I'm sure it's my love of torturing him that keeps him in slavery. He has seen me enjoy so much of his pain that he must be delirious thinking about what else I could do to him. And the sight of my licking still more of his blood must have proven the point to him.
I used the alcohol to clean the slight wounds and wiped the whole area. With more determination than before I took the needle in one hand and used the other to grab a lump of his flesh. I positioned the tool and he must have been convinced that I was really ready now.
"Lord!" He was nearly screaming, "Shave me instead. Please shave me instead." Now, since he hates that so very much I must have been nearing my goal. I looked at him.
"Are you sure."
His pursed lips and the look on his face nearly contradicted his reply, "Yes. I'm sure. Please shave me instead. It'll prove I'm your slave. Please do that. Please, Lord, please don't use the needle on me."

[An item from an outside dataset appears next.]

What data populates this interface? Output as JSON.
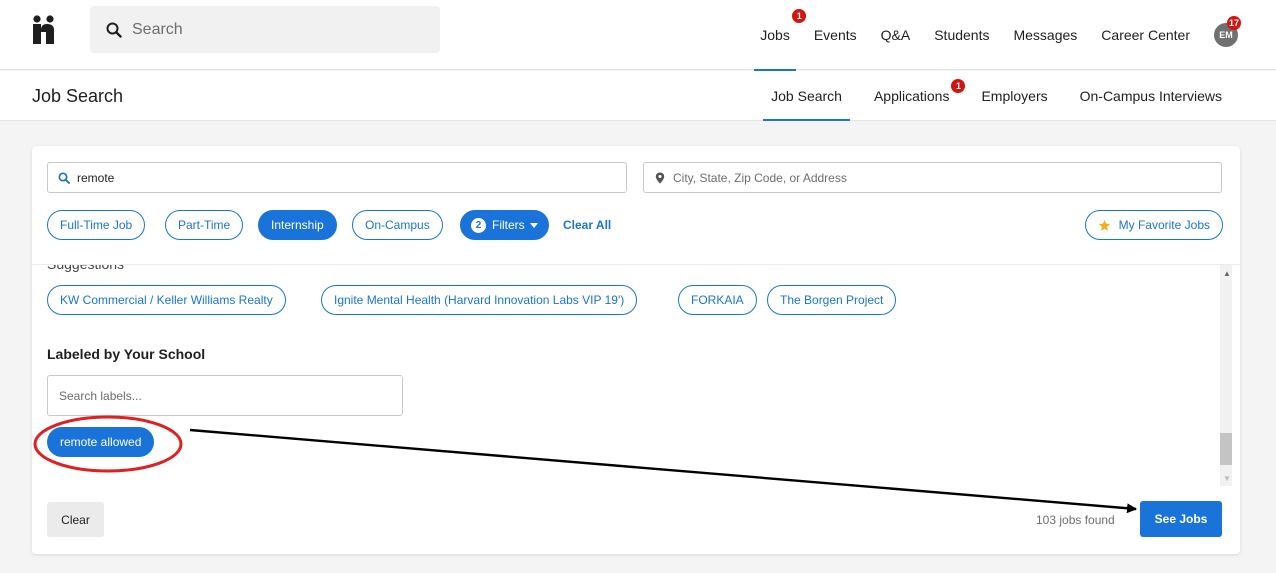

It was the indication I needed. It was my evidence that I had broken down his independence and his view of himself as separate from me. I put down the needles and gathered them and the alcohol up in my hand and replaced it on the table.

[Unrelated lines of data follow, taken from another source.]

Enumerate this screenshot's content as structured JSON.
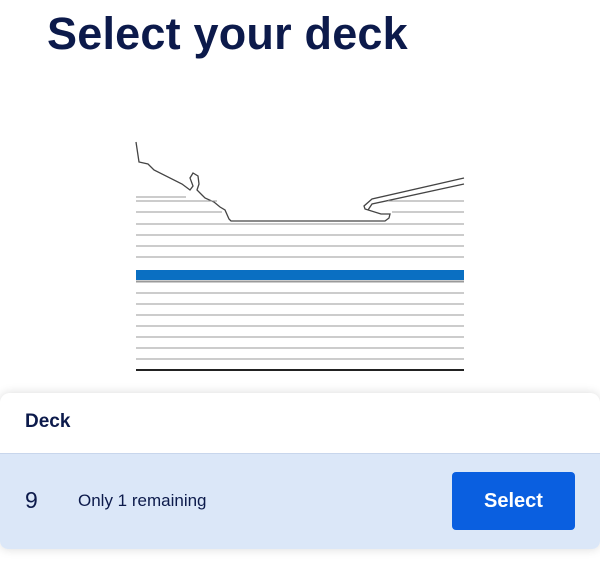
{
  "header": {
    "title": "Select your deck"
  },
  "diagram": {
    "icon": "ship-cross-section-diagram",
    "highlight_color": "#0a6fc2",
    "line_color": "#444444"
  },
  "deck_card": {
    "header_label": "Deck",
    "rows": [
      {
        "deck_number": "9",
        "availability": "Only 1 remaining",
        "select_label": "Select"
      }
    ]
  },
  "colors": {
    "primary_text": "#0c1a4b",
    "button_bg": "#0a5fe0",
    "row_bg": "#dbe7f8"
  }
}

My cock, of course, was stiff with the extreme excitement of his submission. It had never left that hot home of his ass.
There was real gratitude as his mouth came down over my tit again and washed it with his tongue. I rolled him over on his side; he never let his hands or mouth free from their duties. On our sides I had a clearer shot at a hard fucking of his ass. I pumped and pumped. I had to release myself from the intensity of the moment. I shot a wad of cum up him that felt like it must have been quarts full of juice. As soon as I recovered from my orgasm I pulled out of him, purposely popping the shrinking cock painfully out of his asshole. He laid there and waited for my next move. It's at moments like that that I wonder what goes through his mind. What depths of fear and anticipations of dread must cloud his thoughts!
I had the next step already planned and my body was cooperating. I opened the drawer on the dresser and pulled out rolls of elastic bandages. In a matter of minutes his whole body was resting on the floor every inch of skin covered by the stretched cloth. There was a butt plug up his ass and there were tit clamps on his nipples and a gag in his mouth. I stood over him and aimed my cock, soaking the slave's clothing with an ocean of piss that would first warm him and later turn cold and clammy as I left him to contemplate himself on the floor. The next morning I unwrapped him. The bandages were still dripping with moisture. His eyes didn't meet mine, but his mouth immediately sought out my boots and licked them with gratitude.
I sent him to shower and cook my breakfast. He made no move to put on clothes or sit on the furniture. No sentence was spoken without the word "Lord." No move was made without permission. He followed me like the pet he was as I walked through the house.
Oh, I'm sure he'll forget soon enough and I'll have to find a new way to prove it to him. But for now, he's in his place.